Se arregló con agilidad, desayunó y salió apresuradamente hacia la parroquia, donde el P. Enzo, como de costumbre, ya se encontraba en el confesionario. Después de decir sus faltas y recibir la absolución, le contó al sacerdote el sueño que había tenido y él le dijo:
—Es muy impresionante todo eso, pues precisamente esta semana ha empezado a propagarse por nuestra ciudad una enfermedad que ningún médico sabe cómo curar. Hay muchas personas hospitalizadas. El sueño que has tenido bien puede ser una señal…
Cuando Giovanna se marchó, el buen sacerdote se arrodilló ante el sagrario y comenzó a pensar cómo preparar para la muerte a tanta gente, ¡pues la epidemia se instalaría enseguida! Se le ocurrió recorrer los hospitales de la ciudad para oír confesiones y administrar la Unción de los Enfermos y el Viático a quienes se lo pidieran; y así lo hizo.
En menos de una semana treinta de los enfermos atendidos por el P. Enzo murieron, con excelentes disposiciones de espíritu. Su trabajo pastoral, con la bendición de María Santísima, dio abundantes frutos.
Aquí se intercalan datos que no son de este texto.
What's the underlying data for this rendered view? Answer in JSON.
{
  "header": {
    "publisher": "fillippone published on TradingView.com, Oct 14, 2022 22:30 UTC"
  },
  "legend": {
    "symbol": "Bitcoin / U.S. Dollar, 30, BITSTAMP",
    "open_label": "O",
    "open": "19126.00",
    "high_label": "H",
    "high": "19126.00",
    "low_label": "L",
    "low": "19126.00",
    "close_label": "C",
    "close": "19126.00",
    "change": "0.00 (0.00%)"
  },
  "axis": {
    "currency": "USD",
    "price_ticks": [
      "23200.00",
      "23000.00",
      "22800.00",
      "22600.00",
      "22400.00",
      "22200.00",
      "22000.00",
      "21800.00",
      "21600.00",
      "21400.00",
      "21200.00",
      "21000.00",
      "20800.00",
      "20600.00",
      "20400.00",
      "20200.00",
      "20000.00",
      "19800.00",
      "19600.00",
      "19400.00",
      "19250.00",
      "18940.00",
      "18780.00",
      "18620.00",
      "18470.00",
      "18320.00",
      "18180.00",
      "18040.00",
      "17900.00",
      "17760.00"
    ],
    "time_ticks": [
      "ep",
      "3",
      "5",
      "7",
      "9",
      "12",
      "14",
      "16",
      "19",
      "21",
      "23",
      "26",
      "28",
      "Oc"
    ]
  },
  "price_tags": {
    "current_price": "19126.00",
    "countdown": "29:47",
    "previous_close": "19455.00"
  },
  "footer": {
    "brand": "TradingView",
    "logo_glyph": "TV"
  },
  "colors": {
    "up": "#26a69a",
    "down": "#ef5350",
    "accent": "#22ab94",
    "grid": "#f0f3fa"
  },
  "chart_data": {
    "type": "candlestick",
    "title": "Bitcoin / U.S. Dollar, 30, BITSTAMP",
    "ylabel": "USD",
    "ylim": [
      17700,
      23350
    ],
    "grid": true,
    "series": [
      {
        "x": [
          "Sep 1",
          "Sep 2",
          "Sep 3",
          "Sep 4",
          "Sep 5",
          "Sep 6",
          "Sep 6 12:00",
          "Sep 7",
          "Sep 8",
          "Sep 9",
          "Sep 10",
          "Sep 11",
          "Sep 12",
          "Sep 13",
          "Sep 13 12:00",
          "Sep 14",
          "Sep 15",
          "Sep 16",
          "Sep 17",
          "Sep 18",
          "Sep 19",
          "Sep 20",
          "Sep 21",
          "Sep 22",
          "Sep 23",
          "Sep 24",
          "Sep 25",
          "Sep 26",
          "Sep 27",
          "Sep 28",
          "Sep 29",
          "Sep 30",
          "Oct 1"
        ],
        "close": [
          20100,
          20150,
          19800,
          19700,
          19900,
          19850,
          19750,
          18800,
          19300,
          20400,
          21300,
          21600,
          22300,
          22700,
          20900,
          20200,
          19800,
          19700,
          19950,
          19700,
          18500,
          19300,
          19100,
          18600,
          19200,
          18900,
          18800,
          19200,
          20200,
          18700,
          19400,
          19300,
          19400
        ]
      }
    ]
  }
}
Unos días después, durante su visita al hospital central, encontró acostada en una de las camas a una niña, que tenía una foto de la Virgen en la mesilla. Al acercarse, la reconoció:
—¡Giovanna! ¿También has contraído esa terrible enfermedad?
—Sí, padre. Hace tres días que tengo el virus y sé muy bien que mi muerte está cerca. Por eso me gustaría confesar una vez más.
El sacerdote la atendió, le administró la Unción y se quedó rezando el Rosario a su lado. Le venía a la memoria el sueño que la pequeña le había contado, los consejos del arcángel San Miguel y la intervención de María Santísima en el momento crucial…
De repente los ojos sufridos de la niña se iluminaron, se dirigieron confiados hacia lo alto y exclamó:
—¡Madre de Misericordia, sálvame!
Le parecía que estaba viendo a la Reina de los ángeles delante suya y levantó los brazos, como tratando de abrazarla. Pero enseguida volvieron a caer… No obstante, antes de que el último soplo de vida abandonara su rostro angelical y su alma volara al Cielo, el P. Enzo la escuchó susurrar:
—¡Qué clemente eres! ¡Qué buena! ¡Qué dulce! ¡Y cuán amable es tu Hijo, Jesús!